We asked FirstHealth OB/GYN Dr. Lee Lowery about what he’s learned since becoming a new dad — and how it’s made him a better doctor. His answers are below:
:: First, What Made You Want to Become a Gynecologist?
When I was in med school I did an OB rotation, and it was harder than any other rotation I experienced. I loved that it was always different — you’re in delivery one day and the operating room another. You are exposed to a great variety of medicine; and, *laughing* women patients tend to listen a little better than men.
:: What Has it Been Like Being on the Other Side of the Exam Room?
It’s very odd to know exactly what’s going on but to not be in control of every aspect of it. It’s hard to balance what you think should be done and hear someone else tell you what to do, or what they are going to do for you.
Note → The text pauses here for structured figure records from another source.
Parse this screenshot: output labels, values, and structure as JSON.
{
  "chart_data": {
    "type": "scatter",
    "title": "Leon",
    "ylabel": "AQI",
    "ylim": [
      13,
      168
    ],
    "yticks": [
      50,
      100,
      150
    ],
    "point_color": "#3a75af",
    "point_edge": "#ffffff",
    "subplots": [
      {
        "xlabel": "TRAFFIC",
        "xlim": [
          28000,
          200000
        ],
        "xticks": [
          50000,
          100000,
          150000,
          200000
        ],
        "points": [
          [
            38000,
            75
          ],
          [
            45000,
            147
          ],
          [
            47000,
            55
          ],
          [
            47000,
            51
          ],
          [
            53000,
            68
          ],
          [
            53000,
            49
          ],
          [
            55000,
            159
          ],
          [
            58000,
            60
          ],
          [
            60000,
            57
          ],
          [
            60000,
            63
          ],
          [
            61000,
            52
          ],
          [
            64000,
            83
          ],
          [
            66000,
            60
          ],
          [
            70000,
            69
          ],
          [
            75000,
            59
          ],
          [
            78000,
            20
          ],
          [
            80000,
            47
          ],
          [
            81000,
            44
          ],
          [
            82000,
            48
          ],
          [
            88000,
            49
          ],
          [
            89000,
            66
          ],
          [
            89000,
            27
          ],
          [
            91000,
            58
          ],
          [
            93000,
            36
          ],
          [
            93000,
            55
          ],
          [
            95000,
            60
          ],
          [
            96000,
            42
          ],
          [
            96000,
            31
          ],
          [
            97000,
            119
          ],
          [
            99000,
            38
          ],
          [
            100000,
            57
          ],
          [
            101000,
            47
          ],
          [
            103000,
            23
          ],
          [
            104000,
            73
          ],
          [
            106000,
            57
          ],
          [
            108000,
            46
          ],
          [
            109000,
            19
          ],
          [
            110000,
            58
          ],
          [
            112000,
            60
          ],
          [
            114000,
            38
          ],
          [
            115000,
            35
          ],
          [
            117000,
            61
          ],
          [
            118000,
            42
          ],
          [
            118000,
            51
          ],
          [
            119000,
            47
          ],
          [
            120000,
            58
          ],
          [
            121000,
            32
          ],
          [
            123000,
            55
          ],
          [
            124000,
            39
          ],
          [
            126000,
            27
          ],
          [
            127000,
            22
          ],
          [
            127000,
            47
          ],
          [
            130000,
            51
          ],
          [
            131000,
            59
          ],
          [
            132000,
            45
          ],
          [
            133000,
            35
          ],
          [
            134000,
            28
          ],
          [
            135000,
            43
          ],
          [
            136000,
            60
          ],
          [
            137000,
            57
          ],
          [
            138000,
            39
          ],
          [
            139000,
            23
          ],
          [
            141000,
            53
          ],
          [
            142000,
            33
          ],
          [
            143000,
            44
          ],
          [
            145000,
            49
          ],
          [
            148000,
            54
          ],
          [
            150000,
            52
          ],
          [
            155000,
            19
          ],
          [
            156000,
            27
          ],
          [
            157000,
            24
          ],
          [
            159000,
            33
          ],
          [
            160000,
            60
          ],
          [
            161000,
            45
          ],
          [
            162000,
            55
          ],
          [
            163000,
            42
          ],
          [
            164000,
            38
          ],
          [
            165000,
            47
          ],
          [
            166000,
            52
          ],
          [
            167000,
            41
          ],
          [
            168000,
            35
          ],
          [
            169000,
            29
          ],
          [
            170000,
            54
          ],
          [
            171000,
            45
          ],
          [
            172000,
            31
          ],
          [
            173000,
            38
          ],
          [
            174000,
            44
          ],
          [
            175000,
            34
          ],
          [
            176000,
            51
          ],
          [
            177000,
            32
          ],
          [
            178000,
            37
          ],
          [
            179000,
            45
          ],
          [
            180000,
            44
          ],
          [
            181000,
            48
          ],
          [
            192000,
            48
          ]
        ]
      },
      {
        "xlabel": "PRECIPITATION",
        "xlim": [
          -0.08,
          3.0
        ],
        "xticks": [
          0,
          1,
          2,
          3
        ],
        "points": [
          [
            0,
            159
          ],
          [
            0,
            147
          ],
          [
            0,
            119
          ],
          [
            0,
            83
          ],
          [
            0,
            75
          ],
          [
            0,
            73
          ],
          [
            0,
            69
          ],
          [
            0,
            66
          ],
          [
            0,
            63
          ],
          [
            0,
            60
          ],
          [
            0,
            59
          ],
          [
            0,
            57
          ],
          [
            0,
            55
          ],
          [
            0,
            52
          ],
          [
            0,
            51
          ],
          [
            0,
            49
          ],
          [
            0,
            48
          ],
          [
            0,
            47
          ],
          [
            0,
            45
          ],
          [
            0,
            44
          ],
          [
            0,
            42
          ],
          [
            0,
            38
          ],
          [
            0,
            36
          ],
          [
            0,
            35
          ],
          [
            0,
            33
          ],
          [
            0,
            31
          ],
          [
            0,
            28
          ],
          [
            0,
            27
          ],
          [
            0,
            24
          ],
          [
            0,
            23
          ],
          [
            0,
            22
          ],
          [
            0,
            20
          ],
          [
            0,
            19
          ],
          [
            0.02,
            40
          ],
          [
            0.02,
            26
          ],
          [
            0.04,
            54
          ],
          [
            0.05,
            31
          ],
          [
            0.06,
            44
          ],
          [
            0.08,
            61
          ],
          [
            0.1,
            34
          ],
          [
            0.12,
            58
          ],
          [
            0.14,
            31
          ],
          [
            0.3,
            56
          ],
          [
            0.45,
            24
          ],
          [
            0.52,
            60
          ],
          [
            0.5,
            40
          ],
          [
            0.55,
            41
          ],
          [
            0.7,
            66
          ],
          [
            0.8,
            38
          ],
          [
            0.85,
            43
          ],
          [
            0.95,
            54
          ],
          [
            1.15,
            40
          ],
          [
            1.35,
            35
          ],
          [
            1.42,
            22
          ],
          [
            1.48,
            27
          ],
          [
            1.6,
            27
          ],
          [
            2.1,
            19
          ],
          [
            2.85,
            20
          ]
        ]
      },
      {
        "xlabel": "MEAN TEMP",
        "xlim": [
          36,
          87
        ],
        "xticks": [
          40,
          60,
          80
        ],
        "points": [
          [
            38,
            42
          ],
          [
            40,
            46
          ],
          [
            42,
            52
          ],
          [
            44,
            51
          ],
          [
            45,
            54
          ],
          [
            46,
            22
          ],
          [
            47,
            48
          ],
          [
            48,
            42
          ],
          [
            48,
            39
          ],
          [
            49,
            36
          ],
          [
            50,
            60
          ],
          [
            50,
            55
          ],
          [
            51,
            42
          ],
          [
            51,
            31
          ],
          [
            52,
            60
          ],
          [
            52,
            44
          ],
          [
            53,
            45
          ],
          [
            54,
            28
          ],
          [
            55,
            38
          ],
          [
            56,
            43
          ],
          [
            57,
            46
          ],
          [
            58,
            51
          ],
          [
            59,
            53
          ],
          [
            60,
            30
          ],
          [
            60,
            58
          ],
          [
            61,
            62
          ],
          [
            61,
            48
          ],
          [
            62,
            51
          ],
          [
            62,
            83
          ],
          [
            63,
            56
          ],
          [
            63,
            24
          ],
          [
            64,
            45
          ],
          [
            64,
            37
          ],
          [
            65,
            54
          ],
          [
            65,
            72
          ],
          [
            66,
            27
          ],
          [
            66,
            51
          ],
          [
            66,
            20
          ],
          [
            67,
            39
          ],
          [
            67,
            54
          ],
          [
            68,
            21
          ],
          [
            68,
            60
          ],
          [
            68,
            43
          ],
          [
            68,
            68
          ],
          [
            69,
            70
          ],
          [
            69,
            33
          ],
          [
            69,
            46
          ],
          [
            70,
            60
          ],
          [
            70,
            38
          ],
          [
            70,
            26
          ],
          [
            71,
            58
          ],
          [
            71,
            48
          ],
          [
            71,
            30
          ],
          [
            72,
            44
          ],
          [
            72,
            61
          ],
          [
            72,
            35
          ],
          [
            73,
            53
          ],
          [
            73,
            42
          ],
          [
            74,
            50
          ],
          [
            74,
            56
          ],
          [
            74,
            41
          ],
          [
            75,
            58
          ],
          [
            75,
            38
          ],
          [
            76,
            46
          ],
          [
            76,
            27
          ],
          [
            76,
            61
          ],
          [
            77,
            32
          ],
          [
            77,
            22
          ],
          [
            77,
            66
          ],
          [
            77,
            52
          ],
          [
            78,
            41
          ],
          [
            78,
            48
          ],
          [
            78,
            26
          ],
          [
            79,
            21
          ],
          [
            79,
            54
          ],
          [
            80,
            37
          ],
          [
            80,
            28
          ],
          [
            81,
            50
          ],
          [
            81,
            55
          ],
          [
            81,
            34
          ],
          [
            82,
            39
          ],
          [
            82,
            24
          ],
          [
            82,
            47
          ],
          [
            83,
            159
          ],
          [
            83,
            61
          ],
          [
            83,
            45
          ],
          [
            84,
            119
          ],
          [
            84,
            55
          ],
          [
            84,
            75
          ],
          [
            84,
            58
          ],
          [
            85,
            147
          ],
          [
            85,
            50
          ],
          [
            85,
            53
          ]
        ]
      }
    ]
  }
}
Obviously, it’s a lot more personal when it’s your family.
:: In What Ways Has Being a New Dad Surprised You?
- Well, there’s the lack of sleep (which you are sort of prepared for, but not really).
- Then there’s the noises babies make — Are they spitting up? Are they choking? Are they just happy?
- How, uh, aggressively they use the restroom. He can poop with FORCE. And it’s liquid poop. And it’s always a surprise.
- How long feeding takes — 20 minutes to breastfeed, another 20 minutes to burp, and then 20 minutes sitting up so he doesn’t have reflux. It’s a whole operation.
- And then, there’s the fact that I can just look at him for hours. It’s so weird to see this human that’s part you and part someone else, and to try and figure out which is which. You can get so much entertainment from this tiny human, and yet they do nothing.
:: Will Being a Dad Change You as a Doctor?
It already has. When you tell a patient to not worry about this, that or the other, you now know that’s not really possible. You have a little more empathy when telling someone about things that can be concerning. It’s natural to be anxious.
Just knowing the things that you have to prepare for, and never feeling ready — I can relate to that now when previously, I truly couldn’t. . . . Even at the postpartum visit, all the stress of being a new parent while trying to keep a little person alive — I get that now.
:: Do You Have Any Advice for New Fathers?
I don’t think I have enough experience yet! But I guess I’d say that It’s OK to feel tired and stressed — just take it day by day, and diaper by diaper.
Oh, and remember that no matter how tired and stressed a new dad is, the mom is more stressed. Always be supportive and understanding and know when to shut up and let the mother of the child be. That’s probably the best advice I can give!